As ecotourism is best experienced outside of one’s hotel room, El Silencio is designed to help visitors explore the tropical forest via foot, horse, river raft, mountain bike or even zip-line. An “eco-concierge” is always on hand to coordinate various jungle expeditions and to make recommendations based on visitors’ personal interests. When it’s time to unwind, the spa offers a range of treatments, from a simple massage to an hour in the mysterious Conical room, which, we are told, channels the healing powers of the lush jungle setting — and there’s a lovely open-air yoga studio available as well.

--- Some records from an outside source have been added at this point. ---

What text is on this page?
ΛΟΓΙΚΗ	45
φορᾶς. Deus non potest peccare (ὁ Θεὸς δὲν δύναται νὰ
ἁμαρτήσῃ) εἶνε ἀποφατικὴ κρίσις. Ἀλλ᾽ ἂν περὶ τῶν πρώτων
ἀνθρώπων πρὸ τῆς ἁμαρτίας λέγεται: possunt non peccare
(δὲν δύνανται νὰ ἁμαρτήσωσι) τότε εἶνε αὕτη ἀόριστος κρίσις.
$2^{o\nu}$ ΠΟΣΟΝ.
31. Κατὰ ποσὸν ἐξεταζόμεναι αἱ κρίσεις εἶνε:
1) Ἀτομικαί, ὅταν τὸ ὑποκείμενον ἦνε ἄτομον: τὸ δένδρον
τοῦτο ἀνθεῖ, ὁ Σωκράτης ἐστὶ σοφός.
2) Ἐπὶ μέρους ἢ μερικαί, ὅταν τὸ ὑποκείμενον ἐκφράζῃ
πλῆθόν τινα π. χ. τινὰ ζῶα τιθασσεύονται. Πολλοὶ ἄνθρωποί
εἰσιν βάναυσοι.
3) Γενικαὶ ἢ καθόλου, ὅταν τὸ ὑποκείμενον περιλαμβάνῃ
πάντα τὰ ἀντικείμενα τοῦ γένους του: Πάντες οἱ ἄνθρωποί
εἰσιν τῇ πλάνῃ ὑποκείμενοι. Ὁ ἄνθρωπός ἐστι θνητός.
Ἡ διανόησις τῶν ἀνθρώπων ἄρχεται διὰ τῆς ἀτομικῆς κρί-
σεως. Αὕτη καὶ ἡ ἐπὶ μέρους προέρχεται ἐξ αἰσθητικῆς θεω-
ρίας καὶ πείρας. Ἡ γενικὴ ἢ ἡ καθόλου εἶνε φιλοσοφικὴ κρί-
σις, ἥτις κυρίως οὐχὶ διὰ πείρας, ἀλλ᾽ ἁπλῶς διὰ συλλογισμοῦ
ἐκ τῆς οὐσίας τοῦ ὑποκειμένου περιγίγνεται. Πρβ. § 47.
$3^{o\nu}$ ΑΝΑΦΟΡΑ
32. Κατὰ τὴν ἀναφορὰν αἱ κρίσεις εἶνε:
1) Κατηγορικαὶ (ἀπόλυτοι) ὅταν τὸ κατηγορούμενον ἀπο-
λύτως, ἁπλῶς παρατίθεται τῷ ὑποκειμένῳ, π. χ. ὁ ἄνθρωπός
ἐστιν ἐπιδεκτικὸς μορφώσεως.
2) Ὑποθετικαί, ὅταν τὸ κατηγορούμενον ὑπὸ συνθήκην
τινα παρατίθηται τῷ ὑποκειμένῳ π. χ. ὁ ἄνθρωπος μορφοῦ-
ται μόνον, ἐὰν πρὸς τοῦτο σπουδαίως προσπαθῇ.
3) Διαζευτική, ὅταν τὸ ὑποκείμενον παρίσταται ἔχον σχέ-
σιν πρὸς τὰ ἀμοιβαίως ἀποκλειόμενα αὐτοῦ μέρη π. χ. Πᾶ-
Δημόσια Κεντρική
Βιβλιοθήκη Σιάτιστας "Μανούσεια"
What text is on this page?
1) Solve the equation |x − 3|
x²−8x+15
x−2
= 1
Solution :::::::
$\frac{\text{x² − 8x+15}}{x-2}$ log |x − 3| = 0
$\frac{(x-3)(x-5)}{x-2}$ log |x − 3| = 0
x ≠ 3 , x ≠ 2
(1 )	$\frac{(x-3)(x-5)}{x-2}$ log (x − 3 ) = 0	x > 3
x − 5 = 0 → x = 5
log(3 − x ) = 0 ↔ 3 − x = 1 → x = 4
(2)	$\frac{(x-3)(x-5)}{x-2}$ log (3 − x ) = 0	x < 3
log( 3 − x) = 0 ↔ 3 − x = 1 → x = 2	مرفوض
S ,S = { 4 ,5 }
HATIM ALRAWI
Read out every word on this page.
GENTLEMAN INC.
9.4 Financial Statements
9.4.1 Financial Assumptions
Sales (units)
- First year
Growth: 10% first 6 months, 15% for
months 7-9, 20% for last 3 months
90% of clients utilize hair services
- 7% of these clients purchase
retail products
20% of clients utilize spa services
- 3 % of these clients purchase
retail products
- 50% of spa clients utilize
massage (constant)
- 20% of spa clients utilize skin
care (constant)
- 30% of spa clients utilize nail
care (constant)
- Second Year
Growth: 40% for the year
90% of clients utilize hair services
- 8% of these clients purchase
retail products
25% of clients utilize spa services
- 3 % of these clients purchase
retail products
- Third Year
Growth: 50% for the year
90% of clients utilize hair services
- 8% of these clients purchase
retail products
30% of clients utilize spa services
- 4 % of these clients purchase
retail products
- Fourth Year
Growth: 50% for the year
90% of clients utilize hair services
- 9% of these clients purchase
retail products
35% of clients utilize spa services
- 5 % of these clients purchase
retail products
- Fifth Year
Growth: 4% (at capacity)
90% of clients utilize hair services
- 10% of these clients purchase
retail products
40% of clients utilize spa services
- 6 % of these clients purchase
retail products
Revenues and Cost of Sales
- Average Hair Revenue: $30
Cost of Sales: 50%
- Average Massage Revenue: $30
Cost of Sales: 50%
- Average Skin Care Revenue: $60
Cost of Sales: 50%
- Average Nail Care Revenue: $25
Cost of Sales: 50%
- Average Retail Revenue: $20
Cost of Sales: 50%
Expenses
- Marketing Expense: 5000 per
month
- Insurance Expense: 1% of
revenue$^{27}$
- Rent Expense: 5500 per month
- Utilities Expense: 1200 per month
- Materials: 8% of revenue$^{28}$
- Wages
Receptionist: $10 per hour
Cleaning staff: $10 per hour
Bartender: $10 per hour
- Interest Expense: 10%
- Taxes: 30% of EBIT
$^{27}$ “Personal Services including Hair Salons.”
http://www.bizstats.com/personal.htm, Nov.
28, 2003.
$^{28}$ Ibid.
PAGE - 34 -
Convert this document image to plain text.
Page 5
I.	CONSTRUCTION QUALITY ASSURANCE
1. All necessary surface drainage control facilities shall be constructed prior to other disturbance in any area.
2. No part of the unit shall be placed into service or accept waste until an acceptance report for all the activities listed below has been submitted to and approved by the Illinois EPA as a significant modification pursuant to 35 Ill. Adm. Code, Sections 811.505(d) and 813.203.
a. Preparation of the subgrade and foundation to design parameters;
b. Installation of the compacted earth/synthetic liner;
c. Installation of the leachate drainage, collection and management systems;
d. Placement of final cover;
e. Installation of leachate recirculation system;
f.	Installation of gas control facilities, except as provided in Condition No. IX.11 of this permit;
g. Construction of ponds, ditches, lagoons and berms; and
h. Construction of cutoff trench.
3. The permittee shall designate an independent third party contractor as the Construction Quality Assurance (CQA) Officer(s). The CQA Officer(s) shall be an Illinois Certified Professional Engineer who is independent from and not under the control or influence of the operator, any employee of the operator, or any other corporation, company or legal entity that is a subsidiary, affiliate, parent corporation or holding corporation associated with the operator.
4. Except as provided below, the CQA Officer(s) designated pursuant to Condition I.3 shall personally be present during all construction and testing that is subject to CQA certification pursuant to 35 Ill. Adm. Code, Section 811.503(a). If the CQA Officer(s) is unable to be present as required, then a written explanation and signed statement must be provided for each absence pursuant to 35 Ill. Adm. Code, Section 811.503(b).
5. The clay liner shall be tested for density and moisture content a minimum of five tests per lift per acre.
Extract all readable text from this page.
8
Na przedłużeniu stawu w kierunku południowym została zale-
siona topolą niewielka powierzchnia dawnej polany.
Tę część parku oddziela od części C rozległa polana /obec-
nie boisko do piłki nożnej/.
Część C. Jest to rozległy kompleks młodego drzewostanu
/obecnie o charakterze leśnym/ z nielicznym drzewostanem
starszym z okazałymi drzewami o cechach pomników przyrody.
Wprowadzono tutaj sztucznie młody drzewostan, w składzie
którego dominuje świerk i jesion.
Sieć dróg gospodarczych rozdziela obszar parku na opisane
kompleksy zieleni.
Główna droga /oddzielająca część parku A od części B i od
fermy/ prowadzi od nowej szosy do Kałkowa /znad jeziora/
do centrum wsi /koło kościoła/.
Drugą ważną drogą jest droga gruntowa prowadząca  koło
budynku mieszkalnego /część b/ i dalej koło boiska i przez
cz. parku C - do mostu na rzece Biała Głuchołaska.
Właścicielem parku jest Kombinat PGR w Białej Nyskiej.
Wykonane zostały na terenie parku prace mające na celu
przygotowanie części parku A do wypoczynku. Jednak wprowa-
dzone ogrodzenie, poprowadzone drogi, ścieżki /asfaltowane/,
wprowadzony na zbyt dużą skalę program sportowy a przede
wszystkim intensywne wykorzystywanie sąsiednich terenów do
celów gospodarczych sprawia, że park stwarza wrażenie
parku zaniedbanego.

The restaurant serves a variety of Costa Rican-inspired international dishes, and the unifying theme is El Silencio’s favorite concept: “wellness.” This extends to the dinner as well as the diner: rest assured that your chicken once roamed happily on a nearby farm, and that your salad greens were allowed to grow blissfully free of chemical pesticides. There’s no red meat on the menu, but if you find that a long day exploring the cloud forest requires nothing less than a steak, the resort won’t judge you; they’ll present you with a voucher for a nearby restaurant.